T : Je trouve cela important de chanter en français ou en anglais, parce que comme je disais, il n’y a pas qu’en Afrique que les gens souffrent. Il est donc important que tous les pays francophones et anglophones comprennent mon message. Mais ma priorité doit rester la langue africaine : mes premiers messages de défense concernent l’Afrique, c’est important pour moi que le petit cireur de chaussures au quartier me comprenne.

Nous avons rencontré Mouss et Hakim hier, vous avez travaillé avec eux sur la chanson « Où veux tu que j’aille », un petit mot sur cette collaboration ?

T : Dans cette chanson, je défends les burkinabais, les maliens, qu’on a chassé du pays. Je pense qu’au niveau de la France, les algériens et tunisiens sont victimes des mêmes injustices. A mon avis, Zebda était le groupe qui représentait cette communauté, et à travers Mouss et Hakim, nous avions l’occasion de chanter aussi pour eux. Parce qu’on sait ce que la France a pris en Algérie, et il est important que quelqu’un s’occupe des enfants algériens qui sont nés en France. D’ailleurs, avant, ils étaient considérés comme français, pourquoi aujourd’hui ces enfants doivent ils avoir des problèmes ?

Avez-vous des projets d’album ?

T : Je travaille sur le prochain, je ne suis pas encore prêt et je sais que ma maison de disques ne veut pas me mettre de pression, mais je peux dire que d’ici 2 ou 3 mois, nous déciderons de la date d’enregistrement, voire même de la date de sortie.

Que pensez-vous de la représentation de ce soir ?

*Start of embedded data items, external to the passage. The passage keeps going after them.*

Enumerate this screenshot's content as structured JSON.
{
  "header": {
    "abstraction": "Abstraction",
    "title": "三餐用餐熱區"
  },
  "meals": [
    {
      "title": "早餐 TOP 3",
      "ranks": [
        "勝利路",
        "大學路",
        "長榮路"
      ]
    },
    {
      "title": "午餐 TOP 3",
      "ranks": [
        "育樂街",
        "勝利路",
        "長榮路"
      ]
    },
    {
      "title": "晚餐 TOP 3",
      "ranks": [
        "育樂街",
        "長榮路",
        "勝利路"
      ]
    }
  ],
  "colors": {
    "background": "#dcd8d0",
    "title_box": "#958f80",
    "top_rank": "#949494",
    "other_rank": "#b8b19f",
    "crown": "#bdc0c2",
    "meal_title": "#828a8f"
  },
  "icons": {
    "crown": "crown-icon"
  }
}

T : Il y avait un très bon public ! J’ai été surpris de les entendre chanter avec moi « le Balayeur Balayé » ! Ca fait plaisir, cela veut dire que le message est arrivé jusqu’ici, et même s’ils ne comprennent peut être pas, ils le sentent, quitte à ce qu’ils demandent ce que ça veut dire. Peut être même ont-ils lu que j’étais en exil, que je me bats quotidiennement.

En quoi est ce différent de jouer à Bamako et de jouer ici ?

T : À Bamako, je suis le messager, ici, je suis l’informateur. Je parle pour les jeunes à Bamako, et j’informe ici les jeunes sur ce qui se passe à Bamako.

Le mot de la fin ?

T : Merci à ce public qui est venu si massivement à ce concert pour chanter, danser… ! J’espère que nous reviendrons !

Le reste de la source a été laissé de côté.